同じ考え方は、住宅ローンの団信と生命保険の関係にも当てはまります。 詳しくは「住宅ローンの団信は生命保険の代わりになるか」を参照してください。
保険料が上がっている背景
火災保険の保険料の基礎になる「参考純率」は、損害保険料率算出機構が、会員保険会社から集めた大量の契約・支払データなどをもとに算出しています。 自然災害による支払いが増えれば、この参考純率は上昇します。
また、長期契約の最長期間も見直されており、以前のように長期で固定して備えることが難しくなりました。 更新のたびに保険料が上がる前提で、家計に織り込んでおく必要があります。
地震保険の保険料は、建物の構造と所在地によって決まります。 耐震性能に応じた割引制度もあるため、住宅性能評価書や耐震診断の結果がある場合は、申告することで保険料が下がる可能性があります。
見直すときの順番
保険料を下げたいとき、いきなり補償を削るのではなく、次の順番で検討します。
- 重複している特約を外す:他の契約でカバーできているものを整理する
- 割引の適用漏れを確認する:耐震・免震・建築年による割引が使えないか
- 保険金額が実態に合っているか確認する:過大でも過小でも問題になる
- 免責金額(自己負担額)を調整する:小さな損害を自己負担にすると保険料は下がる
- 不要な水災補償を外すかを検討する:ハザードマップで浸水想定を確認してから判断する
5番目は慎重に判断してください。 「マンションの高層階だから水災は不要」という判断はあり得ますが、地形によっては想定が変わります。 自治体のハザードマップを見てから決めてください。
削ってはいけないもの
- 地震保険:地震による火災・倒壊は火災保険では出ない
- 建物の主要な補償:住み続ける前提なら、再建できる金額が必要
- 賃貸の借家人賠償責任:原状回復義務に対応するもので、金額が大きくなりやすい
保険は、起きる確率が低くても、起きたときに家計が立ち行かなくなるものに備えるのが基本です。 この考え方は「医療保険は必要か」や「生命保険の見直し方」とも共通します。
確認のチェックリスト
- 地震保険は付いているか
- 家財は補償の対象になっているか
- 保険金額は、いまの建築費で再建できる水準か
- 個人賠償責任が他の契約と重複していないか
- 耐震・建築年などの割引が適用されているか
- 水災補償の要否をハザードマップで確認したか
- 次の更新時期と、保険料の変化を把握しているか
まとめ|火災保険の見直しは「削る」より先に「重複を外す」
地震による損害は、地震保険がなければ補償されません。 そして地震保険は、火災保険の30〜50%の範囲でしか契約できず、上限もあります。 この制度の性格を理解したうえで、足りない部分は貯蓄で備えるという整理になります。

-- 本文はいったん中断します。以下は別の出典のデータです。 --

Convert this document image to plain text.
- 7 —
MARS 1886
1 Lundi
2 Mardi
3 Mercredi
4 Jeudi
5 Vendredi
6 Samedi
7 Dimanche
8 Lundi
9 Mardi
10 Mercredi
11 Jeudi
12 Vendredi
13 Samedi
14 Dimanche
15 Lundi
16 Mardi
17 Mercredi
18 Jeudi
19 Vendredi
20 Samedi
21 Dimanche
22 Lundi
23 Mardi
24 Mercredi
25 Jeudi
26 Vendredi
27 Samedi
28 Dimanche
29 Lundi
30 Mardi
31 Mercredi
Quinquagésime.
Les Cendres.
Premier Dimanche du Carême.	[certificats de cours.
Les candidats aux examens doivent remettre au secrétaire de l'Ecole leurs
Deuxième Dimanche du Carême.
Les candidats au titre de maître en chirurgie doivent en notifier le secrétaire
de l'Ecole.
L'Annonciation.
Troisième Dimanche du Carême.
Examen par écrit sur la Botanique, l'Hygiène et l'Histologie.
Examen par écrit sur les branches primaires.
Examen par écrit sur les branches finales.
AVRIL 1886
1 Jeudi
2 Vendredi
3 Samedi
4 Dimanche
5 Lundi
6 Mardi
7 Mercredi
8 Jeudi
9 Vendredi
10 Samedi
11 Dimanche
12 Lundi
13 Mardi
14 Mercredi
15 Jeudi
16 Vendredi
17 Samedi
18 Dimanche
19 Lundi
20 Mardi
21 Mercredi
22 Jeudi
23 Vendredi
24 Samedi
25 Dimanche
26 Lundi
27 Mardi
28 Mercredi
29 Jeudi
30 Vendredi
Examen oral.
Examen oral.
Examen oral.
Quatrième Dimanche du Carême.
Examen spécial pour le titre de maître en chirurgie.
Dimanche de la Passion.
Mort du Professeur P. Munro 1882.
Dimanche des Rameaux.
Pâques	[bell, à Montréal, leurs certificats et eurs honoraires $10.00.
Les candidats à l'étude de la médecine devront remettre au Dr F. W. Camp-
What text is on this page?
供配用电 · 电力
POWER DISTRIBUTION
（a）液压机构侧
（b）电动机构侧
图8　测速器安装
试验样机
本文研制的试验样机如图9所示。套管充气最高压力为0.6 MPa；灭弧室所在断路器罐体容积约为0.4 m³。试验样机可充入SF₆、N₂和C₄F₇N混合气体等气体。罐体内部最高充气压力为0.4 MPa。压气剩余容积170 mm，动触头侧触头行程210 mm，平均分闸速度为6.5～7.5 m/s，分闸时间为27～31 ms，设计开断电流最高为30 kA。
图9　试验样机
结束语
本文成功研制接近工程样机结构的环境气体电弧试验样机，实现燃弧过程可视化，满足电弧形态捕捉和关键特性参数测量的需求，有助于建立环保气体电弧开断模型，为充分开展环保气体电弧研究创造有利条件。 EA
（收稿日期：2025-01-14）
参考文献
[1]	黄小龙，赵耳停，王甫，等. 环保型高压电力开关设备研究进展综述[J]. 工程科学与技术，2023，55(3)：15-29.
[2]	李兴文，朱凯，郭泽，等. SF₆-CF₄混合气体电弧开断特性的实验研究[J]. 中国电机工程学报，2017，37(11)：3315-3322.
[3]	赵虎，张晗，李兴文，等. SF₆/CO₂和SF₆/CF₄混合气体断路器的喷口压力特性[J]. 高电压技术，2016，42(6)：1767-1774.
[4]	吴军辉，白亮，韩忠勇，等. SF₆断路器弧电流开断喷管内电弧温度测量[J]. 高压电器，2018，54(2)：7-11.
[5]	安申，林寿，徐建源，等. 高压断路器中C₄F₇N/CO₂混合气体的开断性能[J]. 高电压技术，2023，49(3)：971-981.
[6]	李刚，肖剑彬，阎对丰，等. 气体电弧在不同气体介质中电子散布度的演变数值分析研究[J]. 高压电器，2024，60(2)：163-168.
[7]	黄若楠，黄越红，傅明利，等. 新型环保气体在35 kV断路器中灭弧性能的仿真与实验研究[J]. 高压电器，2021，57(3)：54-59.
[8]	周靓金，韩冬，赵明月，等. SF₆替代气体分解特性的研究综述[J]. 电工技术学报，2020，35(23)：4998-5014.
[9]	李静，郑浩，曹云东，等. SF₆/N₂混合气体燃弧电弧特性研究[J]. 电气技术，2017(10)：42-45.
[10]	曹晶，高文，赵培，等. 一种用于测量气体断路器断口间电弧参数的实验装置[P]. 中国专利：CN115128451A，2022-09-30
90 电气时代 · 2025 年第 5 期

保険料を下げたいなら、まず重複している特約と、適用漏れの割引を確認してください。 補償そのものを削るのは、そのあとで構いません。
参考資料
- 財務省「地震保険制度の概要」
- 財務省「地震保険は、なぜ火災保険の保険金額の50%までしか契約できないのでしょうか」
- 損害保険料率算出機構「火災保険参考純率」
- 損害保険料率算出機構「地震保険基準料率」
- 金融庁「保険契約にあたっての手引」
本記事は2026年7月27日時点の公開情報をもとに作成しています。 制度・料率・商品内容は変更される場合があります。 実際の契約内容は保険証券と約款が優先されます。見直しの前には保険会社・代理店にご確認ください。